The involvements of Egypt, Pakistan, Morocco, and Sudan are very unexpected and indicate a much wider operation than anticipated. It also strongly suggests that Saudi Arabia was leaning heavily on every government in the Middle East, North Africa, East Africa, and South Asia to whom it has given a lot of money previously. Saudi Arabia is cashing in every favor for a blistering war against the quasi-Shia Houthi rebels in Yemen, unlike with the rather lackadaisical coalition to support the United States against ISIS in Syria. Qatar, which sent no jets at all in the Syria campaign, sent 10 tonight.

Bahrain, which only participated minimally on the first day of the Syria raids, also sent 15 jets. Bahrain’s Sunni monarchy also “owes” Saudi Arabia for brutally suppressing their own Shia uprising in 2011 (during the Arab Spring) with GCC shock troops.

The UAE and Jordan also sent plenty of bombers over Yemen in the initial hours, in a marked contrast from their wavering in the Syria campaign.

This massive undertaking should, in my opinion, also be taken as a clear signal that Saudi Arabia firmly prioritizes the “threat” from Iran and Iranian proxies (which include the Houthis in Yemen but also 100,000 anti-ISIS fighters across Iraq and Hezbollah anti-ISIS units in western Syria) well above the threat from ISIS, despite tough talk on the latter some months ago.

Meanwhile, Iran has countless military advisers and trainers on the ground assisting the huge Iraqi campaign to re-take Tikrit from ISIS, has been providing close-air support and bombers against ISIS all over the Iraqi skies, and reportedly may even have 30,000 regular troops fighting in Iraq directly.

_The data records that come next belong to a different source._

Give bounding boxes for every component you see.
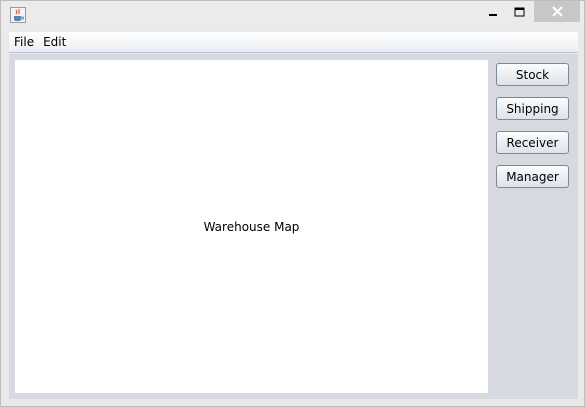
warehouse-map-label: Warehouse Map [203,219,300,234]
close-button[interactable] [534,1,580,22]
menu-edit[interactable]: Edit [38,32,70,52]
application-window: File Edit Warehouse Map Stock Shipping R… [0,0,585,407]
minimize-icon [488,2,498,21]
manager-button[interactable]: Manager [496,165,569,188]
maximize-button[interactable] [506,1,533,22]
warehouse-map-panel[interactable]: Warehouse Map [15,60,488,393]
minimize-button[interactable] [479,1,506,22]
title-bar[interactable] [1,1,584,31]
stock-button[interactable]: Stock [496,63,569,86]
menu-bar: File Edit [9,32,578,53]
shipping-button[interactable]: Shipping [496,97,569,120]
maximize-icon [514,2,525,21]
menu-file[interactable]: File [9,32,38,52]
content-pane: Warehouse Map Stock Shipping Receiver Ma… [9,54,578,399]
receiver-button[interactable]: Receiver [496,131,569,154]
java-cup-icon[interactable] [10,7,26,23]
close-icon [551,2,563,21]
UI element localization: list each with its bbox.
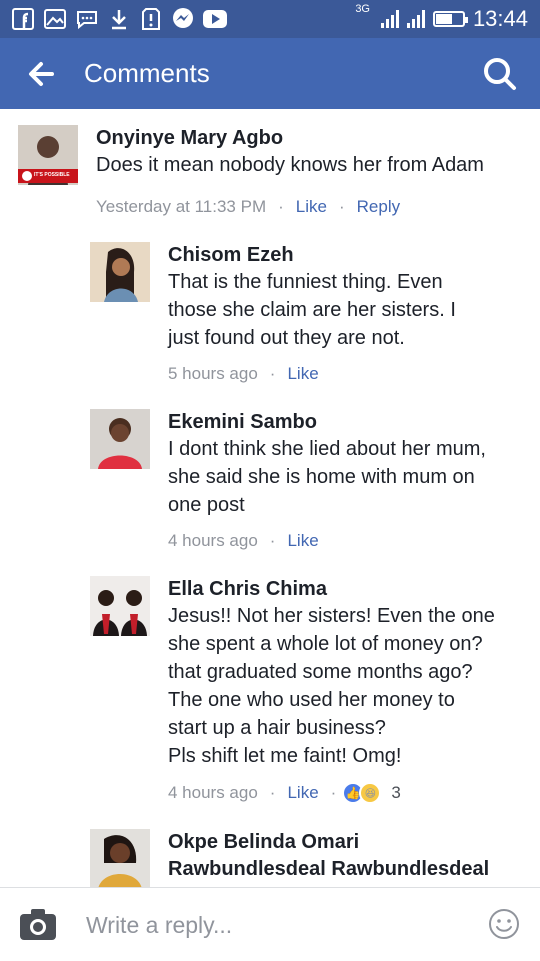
camera-button[interactable] <box>18 906 58 942</box>
separator-dot: · <box>269 783 276 802</box>
comment-meta: Yesterday at 11:33 PM · Like · Reply <box>96 197 484 217</box>
back-button[interactable] <box>22 54 62 94</box>
messenger-icon <box>170 6 196 32</box>
separator-dot: · <box>278 197 284 216</box>
comment-author[interactable]: Onyinye Mary Agbo <box>96 125 484 151</box>
comment-text: I dont think she lied about her mum, she… <box>168 438 486 516</box>
avatar[interactable] <box>90 409 150 469</box>
status-bar: 3G 13:44 <box>0 0 540 38</box>
like-button[interactable]: Like <box>287 531 318 551</box>
emoji-button[interactable] <box>488 908 520 940</box>
app-bar: Comments <box>0 38 540 109</box>
status-time: 13:44 <box>472 6 528 31</box>
reply-input[interactable] <box>84 906 468 944</box>
avatar[interactable]: IT'S POSSIBLE <box>18 125 78 185</box>
gallery-icon <box>42 6 68 32</box>
signal-icon <box>380 10 399 28</box>
comment-item: Ella Chris Chima Jesus!! Not her sisters… <box>90 576 495 804</box>
comment-list: IT'S POSSIBLE Onyinye Mary Agbo Does it … <box>0 109 540 887</box>
signal-icon-2 <box>406 10 425 28</box>
separator-dot: · <box>269 364 276 383</box>
haha-reaction-icon: 😆 <box>359 782 382 804</box>
notification-icons <box>10 6 228 32</box>
alert-icon <box>138 6 164 32</box>
battery-icon <box>432 11 468 27</box>
arrow-left-icon <box>29 62 54 86</box>
avatar[interactable] <box>90 576 150 636</box>
separator-dot: · <box>330 783 337 802</box>
comment-meta: 5 hours ago · Like <box>168 364 456 384</box>
comment-time[interactable]: 4 hours ago <box>168 531 258 551</box>
comment-item: Okpe Belinda Omari Rawbundlesdeal Rawbun… <box>90 829 489 887</box>
messages-icon <box>74 6 100 32</box>
avatar-badge-text: IT'S POSSIBLE <box>34 172 70 178</box>
youtube-icon <box>202 6 228 32</box>
comment-meta: 4 hours ago · Like <box>168 531 486 551</box>
separator-dot: · <box>269 531 276 550</box>
comment-author[interactable]: Ella Chris Chima <box>168 576 495 602</box>
like-button[interactable]: Like <box>296 197 327 217</box>
like-button[interactable]: Like <box>287 364 318 384</box>
download-icon <box>106 6 132 32</box>
search-button[interactable] <box>480 54 520 94</box>
comment-item: Chisom Ezeh That is the funniest thing. … <box>90 242 456 384</box>
like-button[interactable]: Like <box>287 783 318 803</box>
facebook-icon <box>10 6 36 32</box>
comment-text: Does it mean nobody knows her from Adam <box>96 154 484 176</box>
reply-bar <box>0 887 540 961</box>
comment-text: Jesus!! Not her sisters! Even the one sh… <box>168 605 495 767</box>
camera-icon <box>20 909 56 940</box>
comment-text: Rawbundlesdeal Rawbundlesdeal <box>168 858 490 880</box>
avatar[interactable] <box>90 829 150 887</box>
network-type: 3G <box>355 3 370 15</box>
comment-text: That is the funniest thing. Even those s… <box>168 271 456 349</box>
comment-time[interactable]: 4 hours ago <box>168 783 258 803</box>
comment-author[interactable]: Ekemini Sambo <box>168 409 486 435</box>
separator-dot: · <box>338 197 345 216</box>
emoji-icon <box>489 909 519 939</box>
reply-button[interactable]: Reply <box>357 197 400 217</box>
comment-time[interactable]: 5 hours ago <box>168 364 258 384</box>
comment-meta: 4 hours ago · Like · 👍 😆 3 <box>168 782 495 804</box>
avatar[interactable] <box>90 242 150 302</box>
comment-author[interactable]: Okpe Belinda Omari <box>168 829 489 855</box>
comment-time[interactable]: Yesterday at 11:33 PM <box>96 197 266 217</box>
search-icon <box>484 58 516 90</box>
reactions[interactable]: 👍 😆 3 <box>342 782 401 804</box>
page-title: Comments <box>84 58 210 88</box>
comment-author[interactable]: Chisom Ezeh <box>168 242 456 268</box>
comment-item: IT'S POSSIBLE Onyinye Mary Agbo Does it … <box>18 125 484 217</box>
comment-item: Ekemini Sambo I dont think she lied abou… <box>90 409 486 551</box>
reaction-count: 3 <box>391 783 401 802</box>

If I’m looking at the facts and figures, Saudi Arabia and the Arab League in general — the purported American allies — are doing far less to combat ISIS than Iran, even if you buy the theory that Iran’s support for Assad accidentally helped create ISIS in the first place.

This war in Yemen against the Houthis, which Saudi Arabia has been stirring up violently for years, seems essentially to be more of an indirect war between Saudi Arabia and Iran.

And this doesn’t even begin to touch the actual al Qaeda presence in Yemen.